Césara, le héros du roman que Paul Meurice soude à toute cette étincelante philosophie, est donc un Chevalier de l’Esprit, mais dans l’ordre et l’action politiques. Césara est un polonais (nécessairement), un grand seigneur polonais, qui foule aux pieds sa naissance comme le marquis de la Fayette. C’est un carbonaro, un humanitaire, un philosophe, un révolutionnaire qui se bat pour la Révolution, fait des livres, car il faut toujours faire des livres dans l’école Hugo, et devient ministre, pour introduire au pouvoir la Révolution qu’il n’y introduit pas ; puis, comme toujours, accusé de trahison par ses amis, les autres Chevaliers de l’Esprit, qui n’ont point, eux, de ministère, finit par mourir de son ministère et de cette calomnie, comme un petit garçon, et non point comme un grand homme. Tel le sujet du roman de Meurice, et ce sujet, sous une plume virile et suffisamment essuyée des badauderies qui enniaisent la sienne, pourrait, malgré la faiblesse du caractère de son héros, tué par une opinion qu’il prend pour sa conscience, être intéressant, — comme l’est toute lutte ardente et funeste. Mais pour cela il ne faudrait pas que les idées philosophiques de l’auteur eussent préexisté au roman qu’il devait écrire, pour en diminuer ou pour en détruire le pathétique et la vérité !
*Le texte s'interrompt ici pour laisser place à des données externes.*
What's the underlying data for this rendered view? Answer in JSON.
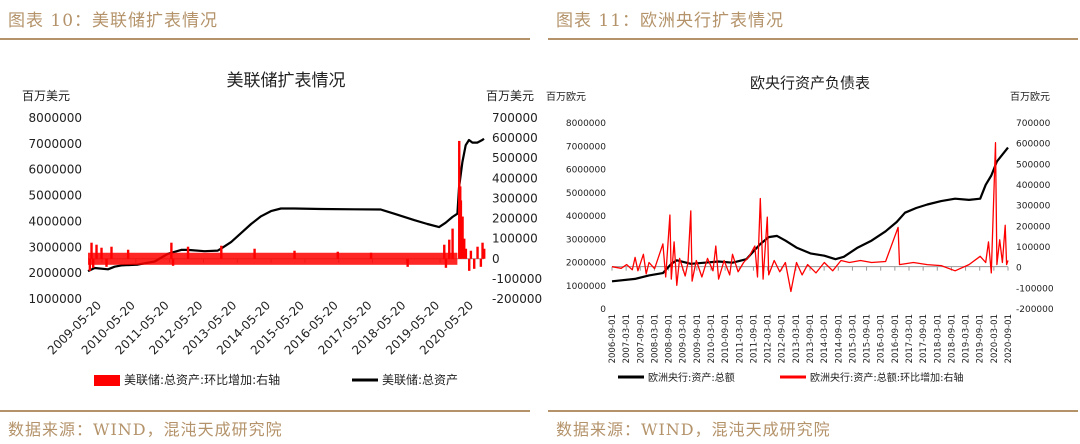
{
  "chart_data": [
    {
      "type": "line",
      "figure_label": "图表 10：美联储扩表情况",
      "title": "美联储扩表情况",
      "ylabel_left": "百万美元",
      "ylabel_right": "百万美元",
      "ylim_left": [
        1000000,
        8000000
      ],
      "yticks_left": [
        "8000000",
        "7000000",
        "6000000",
        "5000000",
        "4000000",
        "3000000",
        "2000000",
        "1000000"
      ],
      "ylim_right": [
        -200000,
        700000
      ],
      "yticks_right": [
        "700000",
        "600000",
        "500000",
        "400000",
        "300000",
        "200000",
        "100000",
        "0",
        "-100000",
        "-200000"
      ],
      "x_ticks": [
        "2009-05-20",
        "2010-05-20",
        "2011-05-20",
        "2012-05-20",
        "2013-05-20",
        "2014-05-20",
        "2015-05-20",
        "2016-05-20",
        "2017-05-20",
        "2018-05-20",
        "2019-05-20",
        "2020-05-20"
      ],
      "x_range": [
        2009.0,
        2020.9
      ],
      "series": [
        {
          "name": "美联储:总资产",
          "axis": "left",
          "color": "#000000",
          "kind": "line",
          "points": [
            [
              2009.0,
              2080000
            ],
            [
              2009.2,
              2200000
            ],
            [
              2009.6,
              2150000
            ],
            [
              2009.8,
              2250000
            ],
            [
              2010.0,
              2300000
            ],
            [
              2010.5,
              2330000
            ],
            [
              2011.0,
              2450000
            ],
            [
              2011.4,
              2750000
            ],
            [
              2011.8,
              2900000
            ],
            [
              2012.0,
              2900000
            ],
            [
              2012.5,
              2850000
            ],
            [
              2012.9,
              2870000
            ],
            [
              2013.0,
              2950000
            ],
            [
              2013.3,
              3200000
            ],
            [
              2013.6,
              3550000
            ],
            [
              2013.9,
              3900000
            ],
            [
              2014.2,
              4200000
            ],
            [
              2014.5,
              4400000
            ],
            [
              2014.8,
              4500000
            ],
            [
              2015.2,
              4500000
            ],
            [
              2016.0,
              4480000
            ],
            [
              2017.0,
              4470000
            ],
            [
              2017.8,
              4460000
            ],
            [
              2018.2,
              4300000
            ],
            [
              2018.8,
              4050000
            ],
            [
              2019.2,
              3900000
            ],
            [
              2019.55,
              3780000
            ],
            [
              2019.75,
              3950000
            ],
            [
              2019.95,
              4170000
            ],
            [
              2020.1,
              4300000
            ],
            [
              2020.15,
              5300000
            ],
            [
              2020.25,
              6300000
            ],
            [
              2020.35,
              6950000
            ],
            [
              2020.45,
              7150000
            ],
            [
              2020.55,
              7050000
            ],
            [
              2020.7,
              7050000
            ],
            [
              2020.85,
              7150000
            ],
            [
              2020.9,
              7200000
            ]
          ]
        },
        {
          "name": "美联储:总资产:环比增加:右轴",
          "axis": "right",
          "color": "#ff0000",
          "kind": "bar",
          "band": [
            2009.0,
            2020.1,
            -30000,
            30000
          ],
          "points": [
            [
              2009.05,
              -60000
            ],
            [
              2009.1,
              80000
            ],
            [
              2009.15,
              -45000
            ],
            [
              2009.25,
              70000
            ],
            [
              2009.4,
              55000
            ],
            [
              2009.55,
              -40000
            ],
            [
              2009.7,
              60000
            ],
            [
              2010.2,
              45000
            ],
            [
              2011.5,
              80000
            ],
            [
              2011.55,
              -35000
            ],
            [
              2012.0,
              60000
            ],
            [
              2013.0,
              65000
            ],
            [
              2014.0,
              50000
            ],
            [
              2015.2,
              40000
            ],
            [
              2016.5,
              35000
            ],
            [
              2017.5,
              30000
            ],
            [
              2018.6,
              -40000
            ],
            [
              2019.7,
              70000
            ],
            [
              2019.75,
              -45000
            ],
            [
              2019.85,
              95000
            ],
            [
              2019.95,
              150000
            ],
            [
              2020.15,
              586000
            ],
            [
              2020.18,
              360000
            ],
            [
              2020.2,
              290000
            ],
            [
              2020.25,
              210000
            ],
            [
              2020.3,
              100000
            ],
            [
              2020.35,
              50000
            ],
            [
              2020.45,
              -60000
            ],
            [
              2020.5,
              40000
            ],
            [
              2020.6,
              -50000
            ],
            [
              2020.7,
              60000
            ],
            [
              2020.8,
              -40000
            ],
            [
              2020.85,
              80000
            ],
            [
              2020.9,
              50000
            ]
          ]
        }
      ],
      "source": "数据来源：WIND，混沌天成研究院"
    },
    {
      "type": "line",
      "figure_label": "图表 11：欧洲央行扩表情况",
      "title": "欧央行资产负债表",
      "ylabel_left": "百万欧元",
      "ylabel_right": "百万欧元",
      "ylim_left": [
        0,
        8000000
      ],
      "yticks_left": [
        "8000000",
        "7000000",
        "6000000",
        "5000000",
        "4000000",
        "3000000",
        "2000000",
        "1000000",
        "0"
      ],
      "ylim_right": [
        -200000,
        700000
      ],
      "yticks_right": [
        "700000",
        "600000",
        "500000",
        "400000",
        "300000",
        "200000",
        "100000",
        "0",
        "-100000",
        "-200000"
      ],
      "x_ticks": [
        "2006-09-01",
        "2007-03-01",
        "2007-09-01",
        "2008-03-01",
        "2008-09-01",
        "2009-03-01",
        "2009-09-01",
        "2010-03-01",
        "2010-09-01",
        "2011-03-01",
        "2011-09-01",
        "2012-03-01",
        "2012-09-01",
        "2013-03-01",
        "2013-09-01",
        "2014-03-01",
        "2014-09-01",
        "2015-03-01",
        "2015-09-01",
        "2016-03-01",
        "2016-09-01",
        "2017-03-01",
        "2017-09-01",
        "2018-03-01",
        "2018-09-01",
        "2019-03-01",
        "2019-09-01",
        "2020-03-01",
        "2020-09-01"
      ],
      "x_range": [
        2006.67,
        2020.9
      ],
      "series": [
        {
          "name": "欧洲央行:资产:总额",
          "axis": "left",
          "color": "#000000",
          "kind": "line",
          "points": [
            [
              2006.67,
              1150000
            ],
            [
              2007.5,
              1250000
            ],
            [
              2008.0,
              1400000
            ],
            [
              2008.5,
              1500000
            ],
            [
              2008.8,
              1900000
            ],
            [
              2009.0,
              2050000
            ],
            [
              2009.5,
              1900000
            ],
            [
              2010.0,
              1950000
            ],
            [
              2010.5,
              2000000
            ],
            [
              2011.0,
              1950000
            ],
            [
              2011.5,
              2100000
            ],
            [
              2011.8,
              2500000
            ],
            [
              2012.0,
              2750000
            ],
            [
              2012.3,
              3050000
            ],
            [
              2012.6,
              3100000
            ],
            [
              2012.9,
              2900000
            ],
            [
              2013.3,
              2600000
            ],
            [
              2013.8,
              2350000
            ],
            [
              2014.3,
              2250000
            ],
            [
              2014.7,
              2100000
            ],
            [
              2015.0,
              2200000
            ],
            [
              2015.5,
              2600000
            ],
            [
              2016.0,
              2900000
            ],
            [
              2016.5,
              3300000
            ],
            [
              2016.9,
              3700000
            ],
            [
              2017.2,
              4100000
            ],
            [
              2017.6,
              4300000
            ],
            [
              2018.0,
              4450000
            ],
            [
              2018.5,
              4600000
            ],
            [
              2019.0,
              4700000
            ],
            [
              2019.5,
              4650000
            ],
            [
              2019.9,
              4700000
            ],
            [
              2020.1,
              5300000
            ],
            [
              2020.3,
              5700000
            ],
            [
              2020.5,
              6300000
            ],
            [
              2020.7,
              6600000
            ],
            [
              2020.9,
              6900000
            ]
          ]
        },
        {
          "name": "欧洲央行:资产:总额:环比增加:右轴",
          "axis": "right",
          "color": "#ff0000",
          "kind": "line",
          "points": [
            [
              2006.67,
              0
            ],
            [
              2007.0,
              -8000
            ],
            [
              2007.2,
              10000
            ],
            [
              2007.4,
              -15000
            ],
            [
              2007.5,
              45000
            ],
            [
              2007.6,
              -20000
            ],
            [
              2007.8,
              60000
            ],
            [
              2007.9,
              -35000
            ],
            [
              2008.0,
              20000
            ],
            [
              2008.2,
              -10000
            ],
            [
              2008.5,
              110000
            ],
            [
              2008.6,
              -50000
            ],
            [
              2008.75,
              250000
            ],
            [
              2008.8,
              -60000
            ],
            [
              2008.9,
              120000
            ],
            [
              2009.0,
              -90000
            ],
            [
              2009.1,
              40000
            ],
            [
              2009.3,
              -45000
            ],
            [
              2009.4,
              20000
            ],
            [
              2009.5,
              270000
            ],
            [
              2009.55,
              -70000
            ],
            [
              2009.7,
              30000
            ],
            [
              2009.9,
              -50000
            ],
            [
              2010.1,
              40000
            ],
            [
              2010.3,
              -20000
            ],
            [
              2010.4,
              100000
            ],
            [
              2010.5,
              -60000
            ],
            [
              2010.7,
              30000
            ],
            [
              2010.9,
              -40000
            ],
            [
              2011.0,
              60000
            ],
            [
              2011.2,
              -25000
            ],
            [
              2011.4,
              20000
            ],
            [
              2011.6,
              50000
            ],
            [
              2011.8,
              100000
            ],
            [
              2011.9,
              -50000
            ],
            [
              2012.0,
              330000
            ],
            [
              2012.1,
              -60000
            ],
            [
              2012.25,
              240000
            ],
            [
              2012.3,
              -40000
            ],
            [
              2012.5,
              30000
            ],
            [
              2012.7,
              -25000
            ],
            [
              2012.9,
              20000
            ],
            [
              2013.1,
              -120000
            ],
            [
              2013.3,
              20000
            ],
            [
              2013.5,
              -40000
            ],
            [
              2013.7,
              10000
            ],
            [
              2014.0,
              -30000
            ],
            [
              2014.3,
              20000
            ],
            [
              2014.6,
              -20000
            ],
            [
              2014.9,
              30000
            ],
            [
              2015.2,
              20000
            ],
            [
              2015.6,
              30000
            ],
            [
              2016.0,
              20000
            ],
            [
              2016.5,
              25000
            ],
            [
              2016.95,
              190000
            ],
            [
              2017.0,
              10000
            ],
            [
              2017.5,
              20000
            ],
            [
              2018.0,
              10000
            ],
            [
              2018.5,
              5000
            ],
            [
              2019.0,
              -20000
            ],
            [
              2019.5,
              10000
            ],
            [
              2019.9,
              50000
            ],
            [
              2020.1,
              20000
            ],
            [
              2020.2,
              120000
            ],
            [
              2020.3,
              -30000
            ],
            [
              2020.45,
              600000
            ],
            [
              2020.5,
              10000
            ],
            [
              2020.6,
              130000
            ],
            [
              2020.7,
              20000
            ],
            [
              2020.8,
              200000
            ],
            [
              2020.85,
              10000
            ],
            [
              2020.9,
              30000
            ]
          ]
        }
      ],
      "source": "数据来源：WIND，混沌天成研究院"
    }
  ]
}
Et, en effet, Paul Meurice vaut bien, après tout, la plupart des romanciers de ce temps ; et de talent il était bien capable de nous dresser en pied un Césara grandiose qui aurait été un double héros, tout à la fois le héros de la vie publique et celui de la vie privée. Il pouvait même, en copiant l’histoire, donner à son Césara la virginale austérité d’un Saint-Just ou la majestueuse moralité d’un Washington. Mais non ! Voilà que dès les premières pages de son roman Paul Meurice, asservi aux folles idées de sa préface, nous peint son immense Césara, son « Chevalier de l’Esprit », son homme d’État des temps futurs et qui s’est dévoué à en devancer et à en préparer l’heure, couché sur un canapé, à quarante-cinq ans, — l’âge d’Arnolphe dans la comédie, — avec la chanteuse Miriam, sa maîtresse, qu’il tient par la nuque, « sous ses boucles brunes », et à laquelle il débite toutes les puérilités de l’amour qui nous semblent si bêtes après quarante ans ! « Tu es belle. Les autres ne savent pas comme tu es belle. Ne le leur dis pas, veux-tu ?… Cache-leur le secret de cette beauté profonde qui me luit aux heures mystérieuses », et autres hugoteries semblables, hémistiches souvenus des Feuilles d’automne. Et non seulement le héros de la vie publique est misérablement rapetissé dans ces fades mièvreries d’un jouvenceau et d’un poète, mais l’autre héros, le héros de la vie privée, disparaît aussi dans cet amour benêt… et adultère ; car le noble Césara est marié. Il a femme et enfants, une femme à laquelle il aurait pu demeurer fidèle comme le premier honnête homme venu, si Meurice n’avait pensé que le Chevalier du libre esprit devait être en même temps le Chevalier du libre amour !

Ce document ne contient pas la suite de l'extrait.